Yang Tersisa dari 'Copyright Inspirasi Negeri'

ADA diskusi menarik yang berlangsung di beberapa blog blogdetik selang beberapa hari terakhir ini, menyangkut copyright buku 'Inspirasi Negeri' yang digagas eyang Anjari.

Posting ini mungkin sebagai pelengkap atas berbagai posting yang sudah dibuat, seperti kupasan Mou ditinjau dari sisi hukum, paparan padiemas, dan 'kisah fiksi' ala rumahkayu yang dibuat Dee.

copyright

Buku Inspirasi Negeri berawal ketika eyang membuat kontes ngeblog bertema Inspirasi Negeri. Saat itu Eyang menyatakan rencananya untuk menerbitkan kumpulan tulisan dari peserta kontes. Kontes itu mendapat respon yang cukup menggembirakan. Rumahkayu juga ikut, bahkan merupakan peserta pertama.

Lima bulan setelah kontes, postingan peserta dijadikan ebook (minus posting rumahkayu, hehehe ;) ). Saat itu mbak Fa sudah mempertanyakan copyright dari ebook itu (atau tepatnya copyright dari masing-masing tulisan milik peserta kontes yang dirangkum menjadi buku).

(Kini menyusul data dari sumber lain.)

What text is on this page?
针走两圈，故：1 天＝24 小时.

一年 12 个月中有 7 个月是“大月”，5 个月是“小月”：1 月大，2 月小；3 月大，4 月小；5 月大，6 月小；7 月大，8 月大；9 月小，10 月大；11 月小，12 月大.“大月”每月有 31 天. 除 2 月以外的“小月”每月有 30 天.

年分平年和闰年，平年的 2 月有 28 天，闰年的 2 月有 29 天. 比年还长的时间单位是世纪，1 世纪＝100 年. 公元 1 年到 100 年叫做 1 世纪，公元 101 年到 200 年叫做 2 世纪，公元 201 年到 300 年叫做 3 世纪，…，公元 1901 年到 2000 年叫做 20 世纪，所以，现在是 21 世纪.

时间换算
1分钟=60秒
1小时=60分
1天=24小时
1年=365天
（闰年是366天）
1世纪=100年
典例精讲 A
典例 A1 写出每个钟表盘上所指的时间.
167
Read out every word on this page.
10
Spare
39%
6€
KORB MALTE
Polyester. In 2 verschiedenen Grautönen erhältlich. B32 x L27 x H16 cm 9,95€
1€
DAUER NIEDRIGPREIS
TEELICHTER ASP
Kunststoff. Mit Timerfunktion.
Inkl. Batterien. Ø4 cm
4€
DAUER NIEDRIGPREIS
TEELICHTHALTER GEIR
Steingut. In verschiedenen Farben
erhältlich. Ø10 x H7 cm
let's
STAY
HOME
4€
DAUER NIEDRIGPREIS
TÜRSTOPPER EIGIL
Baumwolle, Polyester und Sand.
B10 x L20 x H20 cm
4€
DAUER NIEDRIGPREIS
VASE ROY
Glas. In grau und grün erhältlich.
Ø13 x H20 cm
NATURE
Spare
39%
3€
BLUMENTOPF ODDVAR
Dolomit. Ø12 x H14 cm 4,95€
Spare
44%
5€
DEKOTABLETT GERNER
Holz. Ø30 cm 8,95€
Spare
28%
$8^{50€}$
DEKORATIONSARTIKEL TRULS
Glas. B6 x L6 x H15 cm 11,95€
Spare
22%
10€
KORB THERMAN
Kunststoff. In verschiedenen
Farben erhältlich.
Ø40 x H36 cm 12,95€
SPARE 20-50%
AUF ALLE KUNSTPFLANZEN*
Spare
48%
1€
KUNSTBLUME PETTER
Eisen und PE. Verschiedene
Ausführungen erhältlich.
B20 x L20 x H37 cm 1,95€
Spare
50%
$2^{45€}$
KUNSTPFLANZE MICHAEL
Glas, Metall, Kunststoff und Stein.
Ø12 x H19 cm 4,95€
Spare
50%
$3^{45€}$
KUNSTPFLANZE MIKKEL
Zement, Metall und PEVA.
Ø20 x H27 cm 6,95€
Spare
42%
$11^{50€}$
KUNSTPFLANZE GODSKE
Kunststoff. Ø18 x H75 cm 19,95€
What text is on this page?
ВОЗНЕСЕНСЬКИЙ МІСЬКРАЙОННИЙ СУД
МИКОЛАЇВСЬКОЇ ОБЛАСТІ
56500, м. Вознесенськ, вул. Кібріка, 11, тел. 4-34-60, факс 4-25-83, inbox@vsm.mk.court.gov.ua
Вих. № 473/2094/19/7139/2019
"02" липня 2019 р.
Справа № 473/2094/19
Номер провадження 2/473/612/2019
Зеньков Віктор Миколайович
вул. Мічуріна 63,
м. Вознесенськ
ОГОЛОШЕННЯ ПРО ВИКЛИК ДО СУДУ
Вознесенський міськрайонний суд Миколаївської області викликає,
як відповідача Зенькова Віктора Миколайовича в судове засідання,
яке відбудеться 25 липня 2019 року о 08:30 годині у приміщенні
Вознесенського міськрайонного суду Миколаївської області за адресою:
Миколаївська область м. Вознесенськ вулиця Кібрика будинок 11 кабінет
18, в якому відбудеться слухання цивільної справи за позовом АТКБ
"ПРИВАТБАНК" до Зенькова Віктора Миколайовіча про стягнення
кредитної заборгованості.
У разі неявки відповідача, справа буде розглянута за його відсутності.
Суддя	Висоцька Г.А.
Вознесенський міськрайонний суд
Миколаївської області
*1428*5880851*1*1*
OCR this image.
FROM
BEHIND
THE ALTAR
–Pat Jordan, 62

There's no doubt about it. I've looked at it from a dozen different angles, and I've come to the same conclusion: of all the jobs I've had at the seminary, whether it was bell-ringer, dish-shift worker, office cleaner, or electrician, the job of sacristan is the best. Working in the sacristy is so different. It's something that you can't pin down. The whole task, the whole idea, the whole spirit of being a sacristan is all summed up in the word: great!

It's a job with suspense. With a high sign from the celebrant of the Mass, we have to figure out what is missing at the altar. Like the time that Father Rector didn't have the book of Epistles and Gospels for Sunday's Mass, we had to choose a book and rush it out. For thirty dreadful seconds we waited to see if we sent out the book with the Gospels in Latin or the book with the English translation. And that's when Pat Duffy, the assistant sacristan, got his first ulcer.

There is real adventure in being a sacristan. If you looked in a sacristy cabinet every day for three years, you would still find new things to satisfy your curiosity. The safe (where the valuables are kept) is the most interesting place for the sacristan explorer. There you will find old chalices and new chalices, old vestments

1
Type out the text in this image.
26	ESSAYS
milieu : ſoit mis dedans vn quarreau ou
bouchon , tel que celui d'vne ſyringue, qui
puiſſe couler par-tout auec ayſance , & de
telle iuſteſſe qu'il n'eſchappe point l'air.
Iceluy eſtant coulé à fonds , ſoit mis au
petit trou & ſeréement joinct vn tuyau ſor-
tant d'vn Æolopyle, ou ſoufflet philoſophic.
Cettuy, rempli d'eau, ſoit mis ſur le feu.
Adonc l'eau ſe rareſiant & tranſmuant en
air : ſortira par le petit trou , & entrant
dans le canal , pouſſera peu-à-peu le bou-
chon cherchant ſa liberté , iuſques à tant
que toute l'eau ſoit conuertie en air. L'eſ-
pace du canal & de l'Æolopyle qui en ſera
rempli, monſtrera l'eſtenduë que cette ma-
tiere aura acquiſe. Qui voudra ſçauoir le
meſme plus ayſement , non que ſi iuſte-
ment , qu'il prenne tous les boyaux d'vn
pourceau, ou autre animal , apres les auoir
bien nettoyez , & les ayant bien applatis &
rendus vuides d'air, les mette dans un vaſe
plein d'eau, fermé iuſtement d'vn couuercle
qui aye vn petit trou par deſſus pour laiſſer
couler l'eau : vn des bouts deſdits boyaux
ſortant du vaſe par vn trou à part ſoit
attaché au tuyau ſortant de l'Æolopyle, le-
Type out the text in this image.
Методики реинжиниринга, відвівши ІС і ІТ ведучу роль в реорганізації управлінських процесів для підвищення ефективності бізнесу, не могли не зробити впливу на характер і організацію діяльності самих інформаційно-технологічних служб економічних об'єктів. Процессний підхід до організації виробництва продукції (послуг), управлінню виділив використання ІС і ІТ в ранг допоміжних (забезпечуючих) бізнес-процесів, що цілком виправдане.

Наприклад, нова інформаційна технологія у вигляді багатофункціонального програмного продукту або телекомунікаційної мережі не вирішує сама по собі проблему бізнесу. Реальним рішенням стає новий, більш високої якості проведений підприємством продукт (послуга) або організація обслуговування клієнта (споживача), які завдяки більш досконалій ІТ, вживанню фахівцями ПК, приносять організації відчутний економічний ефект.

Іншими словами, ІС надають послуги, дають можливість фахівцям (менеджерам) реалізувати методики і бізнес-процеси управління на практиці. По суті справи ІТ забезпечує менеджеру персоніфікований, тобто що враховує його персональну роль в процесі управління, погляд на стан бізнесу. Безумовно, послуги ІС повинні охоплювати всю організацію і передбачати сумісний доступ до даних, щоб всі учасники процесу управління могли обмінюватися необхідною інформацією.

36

Ketika itu eyang Anjari menyatakan dirinya tak terlalu paham soal copyright namun menegaskan pihaknya sama sekali tidak mengambil untung dari penerbitan ebook itu.

Berbulan-bulan kemudian, materi kontes yang tadinya dijadikan ebook kemudian dicetak. Kembali mbak Fa mempertanyakan soal copyright, dan eyang (lagi-lagi) mengungkapkan bahwa pihaknya tidak paham soal itu. Jawaban mengambang dari eyang tak membuat mbak Fa puas. Dia kemudian menuliskan keluhannya di blog rumahkayu dan padiemas. Eyang  langsung menanggapi keluhan Mbak Fa dalam sebuah surat khusus.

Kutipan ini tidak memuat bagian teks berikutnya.